C’è chi è a favore, chi contro, in qualsiasi caso l’artista di strada è una vera e propria categoria sociale. Ogni comune ha una regolamentazione propria, a volte più di una, infatti capita di vedere ragazzi con gli strumenti sulle spalle girare per la città mandati via dal proprio posto. Anche questo fa parte del gioco.

L’importanza degli artisti di strada risiede nella libera volontà di espressione, che teoricamente dovrebbe poter far esprimere tutti in qualsiasi modo, in realtà, usando il buon senso, permette a giovani musicisti davvero talentuosi di avere il palcoscenico più vero che esista. “Facile” esibirsi quando tutti hanno già pagato il biglietto, quando tutti ti conoscono e soprattutto conoscono le tue canzoni. Molto più difficile e coraggioso è sedersi nella piazza principale della propria città e mostrare a tutti le proprie doti, senza filtri, col rischio di fare una brutta figura. Certo, in quel caso si cadrebbe dal basso rispetto a fare brutta figura in uno stadio, eppure quando si ascoltano certi artisti non si riesce a scindere la strada dal palazzetto.

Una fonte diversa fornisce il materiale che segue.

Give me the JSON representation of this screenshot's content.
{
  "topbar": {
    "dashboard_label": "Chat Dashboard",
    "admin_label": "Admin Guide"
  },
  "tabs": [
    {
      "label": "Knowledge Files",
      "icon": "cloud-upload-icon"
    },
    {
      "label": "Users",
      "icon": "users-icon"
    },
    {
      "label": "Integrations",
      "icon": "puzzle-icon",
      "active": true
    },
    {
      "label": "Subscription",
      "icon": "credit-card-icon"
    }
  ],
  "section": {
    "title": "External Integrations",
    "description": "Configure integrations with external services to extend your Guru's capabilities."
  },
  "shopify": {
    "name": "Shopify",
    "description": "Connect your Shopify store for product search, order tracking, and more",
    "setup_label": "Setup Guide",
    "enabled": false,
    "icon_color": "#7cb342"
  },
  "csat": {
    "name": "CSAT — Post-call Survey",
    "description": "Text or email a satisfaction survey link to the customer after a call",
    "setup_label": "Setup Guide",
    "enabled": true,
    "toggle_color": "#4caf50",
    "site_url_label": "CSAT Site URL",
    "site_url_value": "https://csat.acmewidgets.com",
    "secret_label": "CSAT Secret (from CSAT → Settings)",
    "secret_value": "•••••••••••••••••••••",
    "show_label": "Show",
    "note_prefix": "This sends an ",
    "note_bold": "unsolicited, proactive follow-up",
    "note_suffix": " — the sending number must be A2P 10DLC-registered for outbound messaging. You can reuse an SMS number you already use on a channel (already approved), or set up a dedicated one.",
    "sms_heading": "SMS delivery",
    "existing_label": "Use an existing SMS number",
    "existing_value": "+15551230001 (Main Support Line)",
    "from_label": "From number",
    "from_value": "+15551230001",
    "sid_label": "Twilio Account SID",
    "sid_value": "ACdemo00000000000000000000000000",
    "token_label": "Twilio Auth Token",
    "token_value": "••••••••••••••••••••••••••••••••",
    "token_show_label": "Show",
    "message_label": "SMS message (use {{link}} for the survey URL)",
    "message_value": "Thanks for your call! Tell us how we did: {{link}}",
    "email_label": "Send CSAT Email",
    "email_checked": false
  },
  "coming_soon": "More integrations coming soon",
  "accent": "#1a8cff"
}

Monaco di Baviera, 31 Dicembre. Il capodanno era alle porte e in centro c’era la neve e il freddo, tutti volevano andarsi a riparare in qualche birreria. Mi capitò di incontrare un gruppo di musicisti, alcuni loro strumenti avevano sopra lo scotch (si intende nastro adesivo, una piccola dose del sinonimo alcolico probabilmente l’avevano in corpo, nda). Non mi aspettavo nulla di entusiasmante, sbagliavo, perché i Konnexion Balkon sono stati fenomenali. Presenza scenica, tecnica, gusto, sonorità, ritmo, insomma puro talento. Conservo ancora il loro CD comprato in quell’occasione.

Oppure potrei parlare di Gerry Vega, un busker che partì dall’Inghilterra in bicicletta e girò l’Europa cantando con la sua chitarra. Fece tappa a Genova, vidi un mucchio di ragazzine intorno a lui ad ascoltarlo, da lontano sentii il suo timbro folk. È stato un eroe per me, partire in bicicletta per girare l’Europa e suonare. Applausi.

Le storie che si nascondono dietro agli artisti di strada sono curiose, toccanti e ricche di peripezie. A volte basta qualche centesimo per dire: «Sei forte, continua così». Fermarsi un attimo ad ascoltare, in questa vita veloce, non guasta mai.